In all the hustle and bustle of quitting my job and being sick, I totally forgot about my 5 year anniversary...
...of being sober.
The word sober sounds so somber. Like I only live in black and white now, and gave color up to save my soul. But I didn't. My life was "so hard" before. Now, it's a lot easier. And a lot better.
The hardest part of that first year of sobriety was not not drinking, or having to shun all of my old "friends". It was learning to love myself. I realized that the reason I was co-dependent was that I hated spending time alone. With myself. In order to fix it though, it was strange, kinda like I had to split myself in 2, and make those halves be bff's. It worked, and I finally found joy and happiness in everyday life. Life itself became so much easier for me.
I have also found, in this last week of not having a job, that I don't love myself nearly as much as I should anymore. On Saturday and part of today, I have been putting around the house feeling sorry for myself. I feel lost, and I know that I just need some direction and some plans to get back to where I want to be.
I have been feeling like this for some time now, It seems. With the new year came changes at work. Most of the responsibility I had gained had been taken away. Not because I was doing badly, just because of some changes that the management made. I was okay with it at first, because I thought that things would return to normal soon. I waited out January. There was a night that Danny was upset with me. I didn't know why, so I asked. He admitted that he was actually sad, not mad, because he said "he misses me as he is sitting next to me". I wrote it off as part of my seasonal depression, but it didn't get any better. I waited out February. I would go to work and wish I was home. I would get home, and wish I was at work. Nothing really helped. I tried to fill my time with sewing and cooking and cleaning, but I still felt lost. Not every day, but enough to cause concern.

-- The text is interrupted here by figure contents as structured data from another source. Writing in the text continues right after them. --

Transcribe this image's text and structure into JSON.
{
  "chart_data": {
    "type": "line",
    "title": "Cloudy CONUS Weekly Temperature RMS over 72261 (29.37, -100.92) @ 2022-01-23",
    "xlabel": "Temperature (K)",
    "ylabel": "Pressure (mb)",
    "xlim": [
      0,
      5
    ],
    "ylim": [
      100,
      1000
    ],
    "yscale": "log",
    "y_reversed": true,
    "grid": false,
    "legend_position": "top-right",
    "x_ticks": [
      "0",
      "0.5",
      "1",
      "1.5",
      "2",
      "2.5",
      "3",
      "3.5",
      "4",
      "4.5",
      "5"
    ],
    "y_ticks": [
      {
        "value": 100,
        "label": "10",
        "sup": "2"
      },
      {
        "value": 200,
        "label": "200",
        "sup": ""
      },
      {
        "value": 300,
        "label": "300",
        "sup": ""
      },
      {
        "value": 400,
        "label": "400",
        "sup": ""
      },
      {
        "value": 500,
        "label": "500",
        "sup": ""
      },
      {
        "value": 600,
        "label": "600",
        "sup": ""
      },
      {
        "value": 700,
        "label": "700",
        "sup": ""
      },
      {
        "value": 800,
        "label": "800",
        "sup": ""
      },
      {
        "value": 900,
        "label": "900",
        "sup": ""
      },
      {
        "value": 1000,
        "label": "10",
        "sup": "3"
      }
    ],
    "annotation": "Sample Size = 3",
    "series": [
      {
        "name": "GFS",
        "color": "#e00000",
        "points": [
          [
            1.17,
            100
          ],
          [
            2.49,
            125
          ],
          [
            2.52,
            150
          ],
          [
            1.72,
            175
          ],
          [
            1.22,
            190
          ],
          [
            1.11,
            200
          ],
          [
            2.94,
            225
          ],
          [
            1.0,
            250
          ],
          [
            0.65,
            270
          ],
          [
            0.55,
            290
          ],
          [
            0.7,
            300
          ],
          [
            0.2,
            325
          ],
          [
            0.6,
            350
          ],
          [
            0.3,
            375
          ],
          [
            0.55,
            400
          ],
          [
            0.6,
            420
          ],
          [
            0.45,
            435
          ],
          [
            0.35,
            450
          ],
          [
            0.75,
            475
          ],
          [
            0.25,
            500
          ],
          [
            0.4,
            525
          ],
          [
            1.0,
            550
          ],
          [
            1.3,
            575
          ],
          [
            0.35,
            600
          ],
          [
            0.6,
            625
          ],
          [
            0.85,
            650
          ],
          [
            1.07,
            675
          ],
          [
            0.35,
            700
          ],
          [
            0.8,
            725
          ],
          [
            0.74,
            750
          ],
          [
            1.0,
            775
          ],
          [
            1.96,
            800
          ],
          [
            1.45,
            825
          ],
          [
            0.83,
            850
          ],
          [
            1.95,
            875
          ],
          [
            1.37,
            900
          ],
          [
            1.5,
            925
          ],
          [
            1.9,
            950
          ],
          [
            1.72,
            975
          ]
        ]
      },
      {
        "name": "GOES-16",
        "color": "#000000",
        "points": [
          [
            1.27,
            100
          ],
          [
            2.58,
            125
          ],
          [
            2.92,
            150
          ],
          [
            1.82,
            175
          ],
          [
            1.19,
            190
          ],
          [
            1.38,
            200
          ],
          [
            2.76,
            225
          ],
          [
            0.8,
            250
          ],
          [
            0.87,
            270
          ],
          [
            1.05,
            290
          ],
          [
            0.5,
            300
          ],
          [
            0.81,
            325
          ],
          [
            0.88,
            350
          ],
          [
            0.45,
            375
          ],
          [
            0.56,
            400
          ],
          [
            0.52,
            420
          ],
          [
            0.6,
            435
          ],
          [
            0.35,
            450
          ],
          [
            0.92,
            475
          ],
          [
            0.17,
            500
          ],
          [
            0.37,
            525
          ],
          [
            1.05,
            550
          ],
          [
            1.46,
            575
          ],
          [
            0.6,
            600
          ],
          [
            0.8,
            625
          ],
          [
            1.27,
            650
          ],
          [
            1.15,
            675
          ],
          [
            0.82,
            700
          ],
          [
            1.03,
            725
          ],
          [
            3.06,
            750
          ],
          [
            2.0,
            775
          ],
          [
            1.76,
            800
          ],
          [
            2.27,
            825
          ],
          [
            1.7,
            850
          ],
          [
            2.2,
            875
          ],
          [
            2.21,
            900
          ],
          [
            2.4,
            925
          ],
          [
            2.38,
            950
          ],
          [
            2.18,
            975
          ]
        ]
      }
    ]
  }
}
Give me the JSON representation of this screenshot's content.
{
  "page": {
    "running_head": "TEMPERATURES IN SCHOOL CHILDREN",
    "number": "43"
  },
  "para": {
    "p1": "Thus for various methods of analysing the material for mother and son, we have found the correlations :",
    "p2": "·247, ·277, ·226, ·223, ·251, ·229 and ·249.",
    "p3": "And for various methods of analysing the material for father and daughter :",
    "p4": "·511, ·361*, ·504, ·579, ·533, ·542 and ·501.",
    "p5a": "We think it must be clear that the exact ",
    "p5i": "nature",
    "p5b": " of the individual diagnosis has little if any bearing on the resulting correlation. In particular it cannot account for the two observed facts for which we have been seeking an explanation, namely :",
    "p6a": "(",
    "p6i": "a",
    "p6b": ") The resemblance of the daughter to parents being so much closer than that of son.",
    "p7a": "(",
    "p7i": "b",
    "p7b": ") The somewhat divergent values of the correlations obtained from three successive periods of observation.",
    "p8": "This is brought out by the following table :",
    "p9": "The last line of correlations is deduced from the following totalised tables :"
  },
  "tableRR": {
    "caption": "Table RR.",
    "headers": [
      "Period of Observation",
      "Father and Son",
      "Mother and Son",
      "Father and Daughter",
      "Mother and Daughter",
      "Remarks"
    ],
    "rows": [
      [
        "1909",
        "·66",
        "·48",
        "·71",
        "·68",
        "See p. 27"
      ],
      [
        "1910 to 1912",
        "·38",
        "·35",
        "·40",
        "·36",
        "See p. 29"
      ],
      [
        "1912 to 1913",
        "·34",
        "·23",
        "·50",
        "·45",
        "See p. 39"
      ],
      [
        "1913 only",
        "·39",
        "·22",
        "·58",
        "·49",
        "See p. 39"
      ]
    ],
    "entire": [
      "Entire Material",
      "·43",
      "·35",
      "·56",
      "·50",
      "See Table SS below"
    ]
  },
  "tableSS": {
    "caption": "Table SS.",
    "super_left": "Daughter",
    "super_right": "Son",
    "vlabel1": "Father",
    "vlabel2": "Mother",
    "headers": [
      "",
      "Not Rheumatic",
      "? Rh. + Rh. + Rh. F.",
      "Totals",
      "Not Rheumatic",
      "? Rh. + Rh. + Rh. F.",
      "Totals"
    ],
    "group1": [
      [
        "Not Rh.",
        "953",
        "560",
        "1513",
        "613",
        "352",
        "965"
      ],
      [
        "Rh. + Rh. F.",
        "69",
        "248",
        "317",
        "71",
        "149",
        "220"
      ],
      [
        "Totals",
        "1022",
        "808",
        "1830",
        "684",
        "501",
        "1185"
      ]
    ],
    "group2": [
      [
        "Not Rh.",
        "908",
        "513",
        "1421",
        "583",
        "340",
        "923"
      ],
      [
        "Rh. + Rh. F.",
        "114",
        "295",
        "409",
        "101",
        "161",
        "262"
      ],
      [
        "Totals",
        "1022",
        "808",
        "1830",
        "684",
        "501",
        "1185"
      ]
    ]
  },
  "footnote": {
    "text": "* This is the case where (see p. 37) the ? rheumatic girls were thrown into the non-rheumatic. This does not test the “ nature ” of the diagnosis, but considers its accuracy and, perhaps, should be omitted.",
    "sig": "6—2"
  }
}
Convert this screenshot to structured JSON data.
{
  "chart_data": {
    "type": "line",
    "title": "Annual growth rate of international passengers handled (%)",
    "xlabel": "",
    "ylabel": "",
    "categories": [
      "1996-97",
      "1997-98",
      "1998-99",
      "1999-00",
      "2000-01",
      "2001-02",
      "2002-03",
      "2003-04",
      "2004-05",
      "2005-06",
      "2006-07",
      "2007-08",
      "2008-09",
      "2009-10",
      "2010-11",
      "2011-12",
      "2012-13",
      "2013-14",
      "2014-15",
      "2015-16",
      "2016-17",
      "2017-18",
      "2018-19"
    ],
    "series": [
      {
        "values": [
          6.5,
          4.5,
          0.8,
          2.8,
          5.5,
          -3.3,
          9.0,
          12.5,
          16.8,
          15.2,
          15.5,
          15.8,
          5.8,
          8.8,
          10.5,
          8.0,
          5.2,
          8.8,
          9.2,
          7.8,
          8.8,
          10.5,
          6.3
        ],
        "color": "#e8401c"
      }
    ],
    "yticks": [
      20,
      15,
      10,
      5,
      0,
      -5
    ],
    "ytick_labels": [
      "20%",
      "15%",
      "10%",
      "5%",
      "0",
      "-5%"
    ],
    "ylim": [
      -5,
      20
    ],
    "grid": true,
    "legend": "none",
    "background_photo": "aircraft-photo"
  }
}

And then it was March, oh how crappy March was. I had a meltdown about 2 weeks ago, when I realized that things were not going to go back to normal. I loved my job so much, but everything I loved about it was gone, and never coming back. And so I was mad. I love everyone I worked with, I loved helping people choose the right gear for their baby. I loved being around happy pregnant women and cute smiling babies. But. I just wasn't happy. So it was time to leave, and I did.
As I lay in bed last week trying to go to sleep, the gears still whirred and twisted away. I kept asking myself, "why am I being so lame? (lame meaning feeling sorry for myself, having irrational thoughts, being paranoid) I haven't felt this way since before I was in rehab!" And I realized that since I define myself by what I do and now that what I do did is gone, I need to start over.
Not completely, though. I am a wife, a sister, a daughter, a granddaughter. I am creative, and I love creating stuff. I just need to do some remodeling on my self esteem, my self confidence. I need to split back into 2, and learn to get along again with that pathetic Eeyore half.
I apologize if reading my blog this year has been a downer for any of you. But this blog definitely helps me work through my crap, share my happiness, and blather on and on about nerdy stuff. So forgive me, okay? I promise it will get better.
5 years. Is a long time. I have changed so much! I think it will be a lot easier this time around, to get myself back on track. I have done it before, right?